Along with the SMSes, the facility to file returns on the portal will also be available as usual.
NIL return for the Form GSTR-1 can be filed on a monthly as well as quarterly basis. This is the back-to-back deployment of SMS facility for filing of NIL return by GSTN within one month.
Since June 8, taxpayers are allowed to file their GSTR-3B return through SMSes.
From July 1, auto debit of monthly contribution will start from Atal Pension Yojana accounts.
The Pension Fund Regulatory and Development Authority had, in April, directed banks to stop the auto debit of Atal Pension Yojana till June 30. Now from July 1, auto debit facility will be started once again.
Most of the subscribers under this scheme are from the lower strata of the society and have been facing severe crunch due to the lockdown.
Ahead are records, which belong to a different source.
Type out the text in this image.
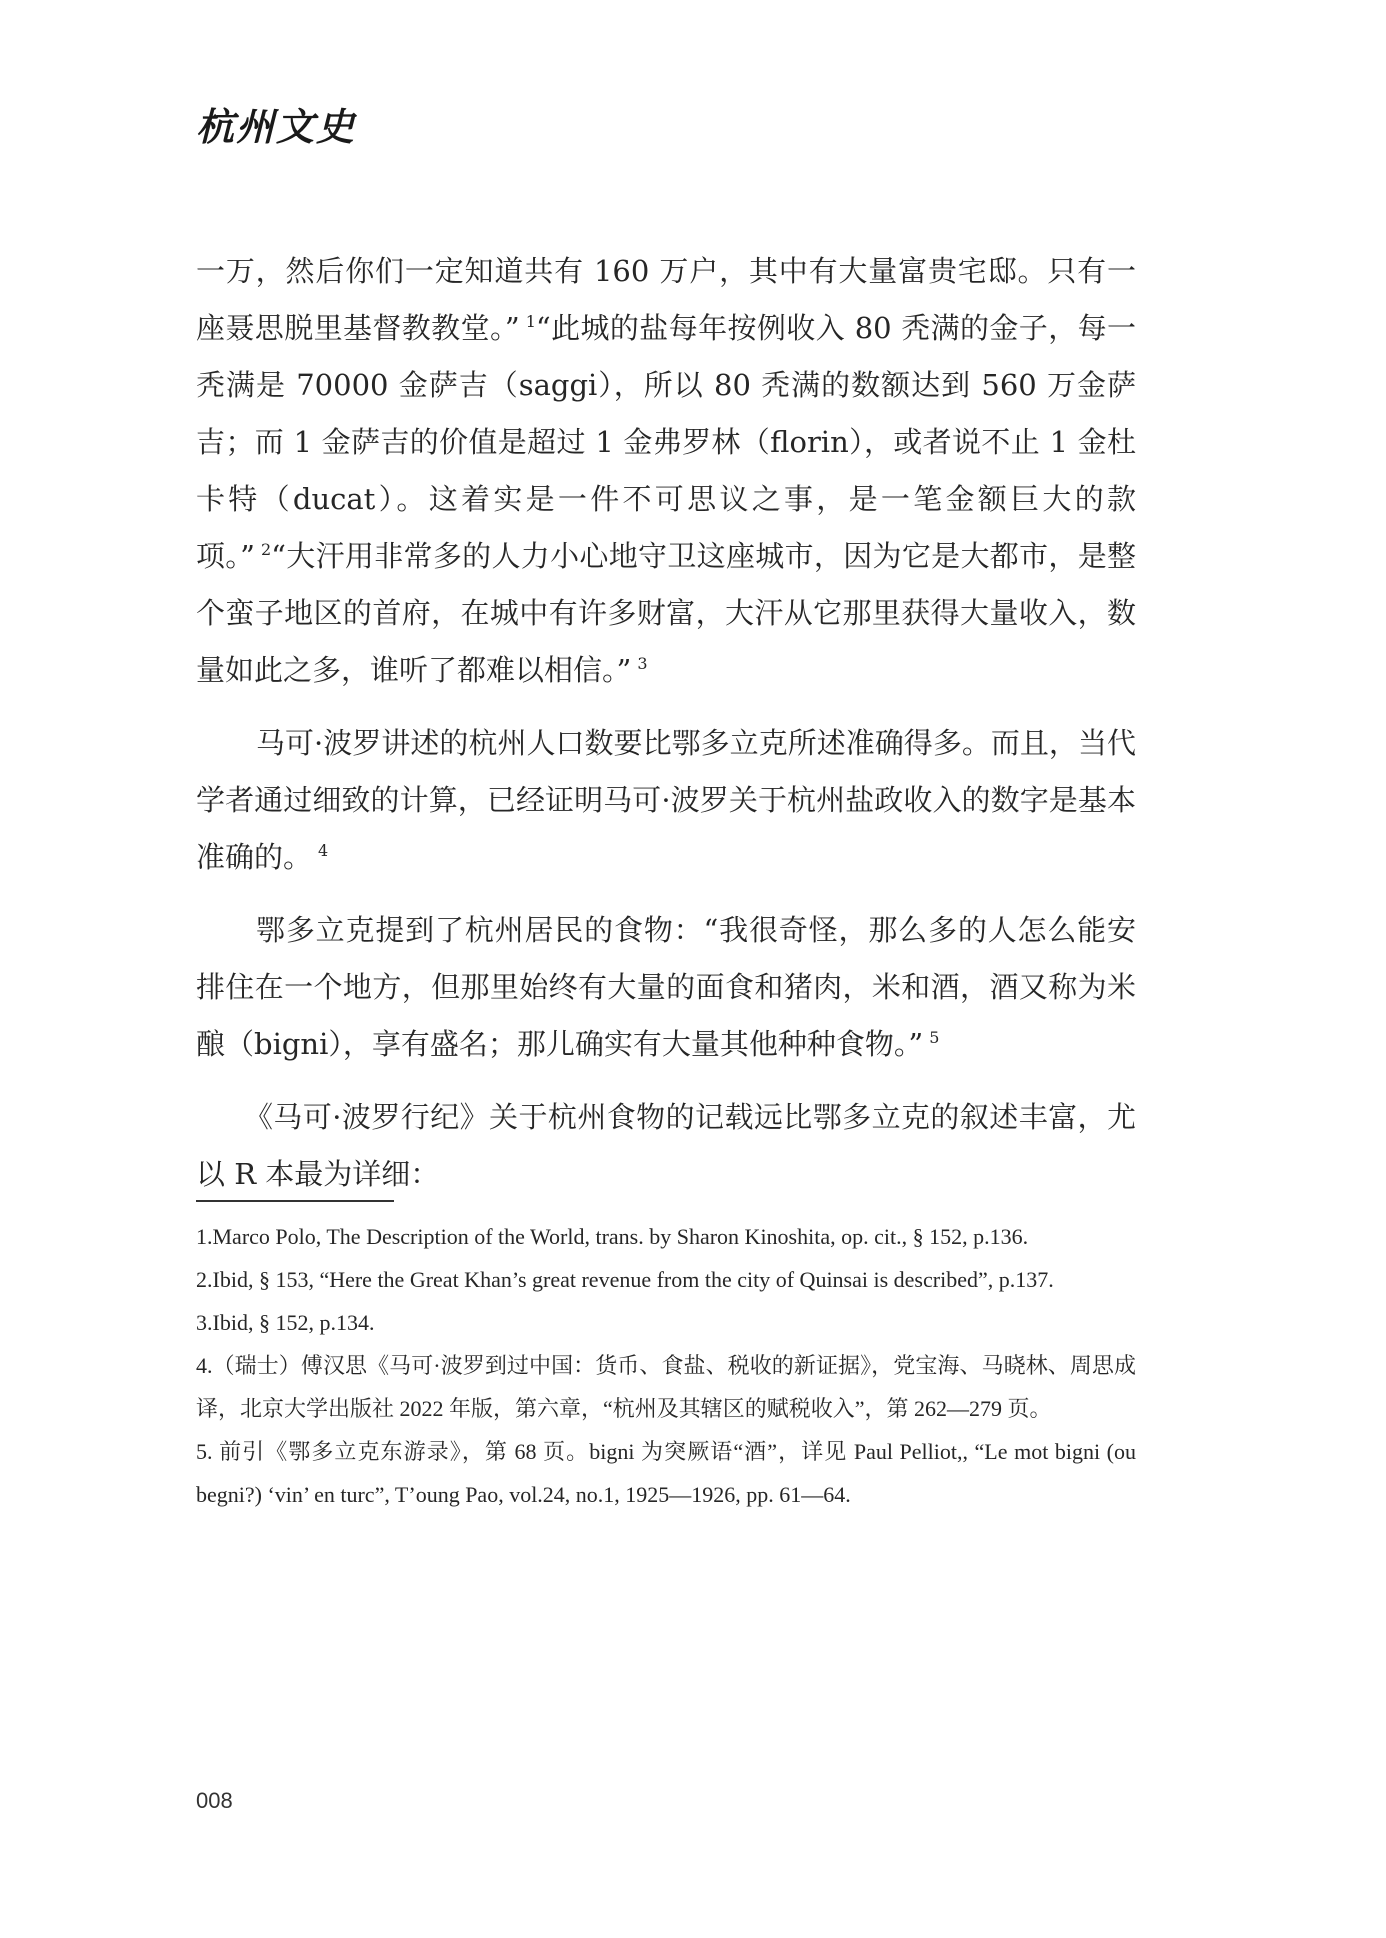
杭州文史

一万，然后你们一定知道共有 160 万户，其中有大量富贵宅邸。只有一座聂思脱里基督教教堂。” $^1$“此城的盐每年按例收入 80 秃满的金子，每一秃满是 70000 金萨吉（saggi），所以 80 秃满的数额达到 560 万金萨吉；而 1 金萨吉的价值是超过 1 金弗罗林（florin），或者说不止 1 金杜卡特（ducat）。这着实是一件不可思议之事，是一笔金额巨大的款项。” $^2$“大汗用非常多的人力小心地守卫这座城市，因为它是大都市，是整个蛮子地区的首府，在城中有许多财富，大汗从它那里获得大量收入，数量如此之多，谁听了都难以相信。” $^3$

马可·波罗讲述的杭州人口数要比鄂多立克所述准确得多。而且，当代学者通过细致的计算，已经证明马可·波罗关于杭州盐政收入的数字是基本准确的。 $^4$

鄂多立克提到了杭州居民的食物：“我很奇怪，那么多的人怎么能安排住在一个地方，但那里始终有大量的面食和猪肉，米和酒，酒又称为米酿（bigni），享有盛名；那儿确实有大量其他种种食物。” $^5$

《马可·波罗行纪》关于杭州食物的记载远比鄂多立克的叙述丰富，尤以 R 本最为详细：

1.Marco Polo, The Description of the World, trans. by Sharon Kinoshita, op. cit., § 152, p.136.

2.Ibid, § 153, “Here the Great Khan’s great revenue from the city of Quinsai is described”, p.137.

3.Ibid, § 152, p.134.

4.（瑞士）傅汉思《马可·波罗到过中国：货币、食盐、税收的新证据》，党宝海、马晓林、周思成译，北京大学出版社 2022 年版，第六章，“杭州及其辖区的赋税收入”，第 262—279 页。

5. 前引《鄂多立克东游录》，第 68 页。bigni 为突厥语“酒”，详见 Paul Pelliot,, “Le mot bigni (ou begni?) ‘vin’ en turc”, T’oung Pao, vol.24, no.1, 1925—1926, pp. 61—64.

008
A recent PFRDA notification stated that the penalty interest will not be levied if the subscriber's pension scheme account is regularised before September 30.
The last date for payment of the Sabka Biswas Yojana, introduced for resolution of old pending disputed matters related to service tax and central excise, is June 30 and this scheme cannot be availed from Wednesday.
The government has made it clear that it will not extend this scheme beyond June 30.
In this context, the Central Board of Indirect Taxes and Customs (CBIC) had given information, in a tweet, that 1.9 lakh declarations of Rs 90,000 crore have been filed under this scheme. If this is not paid by June 30, 2020, they will not get benefits.
Under the Prime Minister Kisan Samman Nidhi Yojana, Rs 6,000 is given to the farmers in three installments of Rs 2,000 every year.
So far five installments have been sent to the farmers. The scheme can be registered for by June 30.
Investors will also have to pay stamp duty on purchasing mutual funds from July 1. Even if you are investing in mutual funds through Systematic Investment Plan (SIP) and Systematic Transfer Plan (STP), you still have to pay stamp duty.
However, investors will not have to pay stamp duty on the withdrawal of mutual funds. This stamp duty will be levied on all types of mutual funds. The effect of stamp duty will be seen most on debt funds.
Purchase of mutual funds will attract stamp duty at 0.005 per cent. Apart from this, transfer of units of mutual funds from demat account will attract stamp duty of 0.015 per cent. The imposition of stamp duty will affect the holding of 90 days and less.